According to theories on moral balancing, a prosocial act can decrease people’s motivation to engage in subsequent prosocial behavior, because people feel that they have already achieved a positive moral self-perception. However, there is also empirical evidence showing that people actually need to be recognized by others in order to establish and affirm their self-perception through their prosocial actions. Without social recognition, moral balancing could possibly fail. In this paper, we investigate in two laboratory experiments how social recognition of prosocial behavior influences subsequent moral striving. Building on self-completion theory, we hypothesize that social recognition of prosocial behavior (self-serving behavior) weakens (strengthens) subsequent moral striving. In Study 1, we show that a prosocial act leads to less subsequent helpfulness when it was socially recognized as compared to a situation without social recognition.
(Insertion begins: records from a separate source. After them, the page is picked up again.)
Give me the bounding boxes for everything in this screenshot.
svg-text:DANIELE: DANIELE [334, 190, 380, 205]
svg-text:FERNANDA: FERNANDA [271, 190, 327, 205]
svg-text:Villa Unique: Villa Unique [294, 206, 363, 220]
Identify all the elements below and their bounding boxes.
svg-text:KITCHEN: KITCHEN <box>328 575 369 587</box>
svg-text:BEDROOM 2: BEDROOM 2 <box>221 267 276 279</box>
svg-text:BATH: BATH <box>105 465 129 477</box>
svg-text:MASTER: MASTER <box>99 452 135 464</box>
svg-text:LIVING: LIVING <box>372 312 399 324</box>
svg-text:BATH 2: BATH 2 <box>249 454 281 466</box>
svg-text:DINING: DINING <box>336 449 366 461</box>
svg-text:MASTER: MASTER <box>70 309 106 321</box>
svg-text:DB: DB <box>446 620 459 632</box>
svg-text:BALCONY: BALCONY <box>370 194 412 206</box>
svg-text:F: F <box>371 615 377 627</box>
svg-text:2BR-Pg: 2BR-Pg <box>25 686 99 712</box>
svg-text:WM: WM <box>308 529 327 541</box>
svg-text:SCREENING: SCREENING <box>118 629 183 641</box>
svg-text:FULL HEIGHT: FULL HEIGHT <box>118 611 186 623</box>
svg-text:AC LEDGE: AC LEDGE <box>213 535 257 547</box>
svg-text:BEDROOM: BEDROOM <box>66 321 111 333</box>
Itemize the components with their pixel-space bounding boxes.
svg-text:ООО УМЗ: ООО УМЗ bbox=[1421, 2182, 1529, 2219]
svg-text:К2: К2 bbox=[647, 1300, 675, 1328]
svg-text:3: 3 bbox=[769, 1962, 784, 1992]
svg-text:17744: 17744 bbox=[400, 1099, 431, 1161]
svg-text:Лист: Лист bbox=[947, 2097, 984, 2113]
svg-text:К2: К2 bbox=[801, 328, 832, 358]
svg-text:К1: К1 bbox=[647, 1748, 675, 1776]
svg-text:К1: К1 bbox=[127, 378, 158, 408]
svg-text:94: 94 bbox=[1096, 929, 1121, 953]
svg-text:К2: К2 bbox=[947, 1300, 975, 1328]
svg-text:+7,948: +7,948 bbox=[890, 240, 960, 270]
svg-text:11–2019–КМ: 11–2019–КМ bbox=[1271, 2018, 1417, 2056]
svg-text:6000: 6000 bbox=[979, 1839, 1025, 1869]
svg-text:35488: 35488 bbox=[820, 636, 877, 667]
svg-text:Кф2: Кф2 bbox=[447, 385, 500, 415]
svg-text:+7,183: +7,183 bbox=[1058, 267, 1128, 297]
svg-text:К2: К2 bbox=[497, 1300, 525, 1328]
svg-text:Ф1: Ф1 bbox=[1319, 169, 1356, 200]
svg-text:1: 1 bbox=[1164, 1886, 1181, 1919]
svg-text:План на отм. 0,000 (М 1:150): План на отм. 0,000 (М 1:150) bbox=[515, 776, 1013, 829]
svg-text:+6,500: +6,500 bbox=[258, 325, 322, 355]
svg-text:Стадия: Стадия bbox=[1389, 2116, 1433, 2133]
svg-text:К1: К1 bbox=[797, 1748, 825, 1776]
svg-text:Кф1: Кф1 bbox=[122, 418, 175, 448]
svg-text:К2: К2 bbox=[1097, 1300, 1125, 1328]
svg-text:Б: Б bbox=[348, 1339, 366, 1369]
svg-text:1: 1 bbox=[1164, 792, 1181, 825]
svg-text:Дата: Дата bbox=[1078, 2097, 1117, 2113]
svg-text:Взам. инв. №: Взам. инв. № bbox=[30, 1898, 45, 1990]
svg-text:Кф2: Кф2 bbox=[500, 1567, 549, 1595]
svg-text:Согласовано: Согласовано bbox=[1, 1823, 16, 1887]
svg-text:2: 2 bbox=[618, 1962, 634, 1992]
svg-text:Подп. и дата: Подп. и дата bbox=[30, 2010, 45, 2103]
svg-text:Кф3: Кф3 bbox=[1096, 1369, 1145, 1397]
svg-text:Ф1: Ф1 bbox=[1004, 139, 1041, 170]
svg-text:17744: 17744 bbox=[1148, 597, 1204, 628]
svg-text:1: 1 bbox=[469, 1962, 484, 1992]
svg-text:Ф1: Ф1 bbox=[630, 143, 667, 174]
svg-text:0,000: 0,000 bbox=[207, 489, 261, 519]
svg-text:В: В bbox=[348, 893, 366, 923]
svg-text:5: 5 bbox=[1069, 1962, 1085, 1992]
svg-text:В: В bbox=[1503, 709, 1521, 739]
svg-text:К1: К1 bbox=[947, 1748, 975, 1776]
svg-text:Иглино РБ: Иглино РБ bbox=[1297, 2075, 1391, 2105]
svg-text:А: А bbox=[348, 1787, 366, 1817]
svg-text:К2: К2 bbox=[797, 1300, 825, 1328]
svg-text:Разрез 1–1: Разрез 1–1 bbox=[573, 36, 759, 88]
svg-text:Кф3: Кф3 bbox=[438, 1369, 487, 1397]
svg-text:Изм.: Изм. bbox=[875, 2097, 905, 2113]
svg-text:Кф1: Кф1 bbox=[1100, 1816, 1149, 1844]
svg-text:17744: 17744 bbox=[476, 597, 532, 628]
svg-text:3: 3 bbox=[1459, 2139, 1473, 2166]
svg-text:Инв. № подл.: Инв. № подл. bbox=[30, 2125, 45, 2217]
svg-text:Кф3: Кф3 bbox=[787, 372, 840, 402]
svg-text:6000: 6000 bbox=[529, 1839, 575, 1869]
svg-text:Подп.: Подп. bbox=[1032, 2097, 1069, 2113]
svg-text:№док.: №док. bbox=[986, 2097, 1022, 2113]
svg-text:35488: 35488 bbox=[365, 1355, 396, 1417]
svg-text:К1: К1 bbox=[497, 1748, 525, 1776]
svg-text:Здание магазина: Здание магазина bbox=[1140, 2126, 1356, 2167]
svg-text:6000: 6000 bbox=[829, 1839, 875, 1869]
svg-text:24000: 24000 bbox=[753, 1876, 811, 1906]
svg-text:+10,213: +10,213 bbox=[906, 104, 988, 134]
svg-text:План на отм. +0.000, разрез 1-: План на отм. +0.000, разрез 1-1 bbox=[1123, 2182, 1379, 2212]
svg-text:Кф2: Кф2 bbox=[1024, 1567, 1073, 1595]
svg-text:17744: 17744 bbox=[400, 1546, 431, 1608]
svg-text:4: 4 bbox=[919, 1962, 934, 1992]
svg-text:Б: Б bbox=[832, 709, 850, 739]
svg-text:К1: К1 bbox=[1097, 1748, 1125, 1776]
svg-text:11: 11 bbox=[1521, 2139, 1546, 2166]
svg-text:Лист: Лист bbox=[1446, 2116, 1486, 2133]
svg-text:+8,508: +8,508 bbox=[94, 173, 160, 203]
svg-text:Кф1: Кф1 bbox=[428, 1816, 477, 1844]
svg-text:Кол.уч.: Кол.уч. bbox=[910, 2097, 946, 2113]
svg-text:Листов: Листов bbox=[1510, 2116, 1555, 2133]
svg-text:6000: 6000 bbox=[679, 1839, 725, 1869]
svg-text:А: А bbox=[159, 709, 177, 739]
Conversely, when a self-serving act is socially recognized, it encourages subsequent helpfulness. In Study 2, we replicate the effect of social recognition on moral striving in a more elaborated experimental setting and with a larger participant sample. We again find that a socially recognized prosocial act leads to less subsequent helpfulness compared to an unrecognized prosocial act. Our results shed new light on the boundary conditions of moral balancing effects and underscore the view that these effects can be conceptualized as a dynamic of self-completion.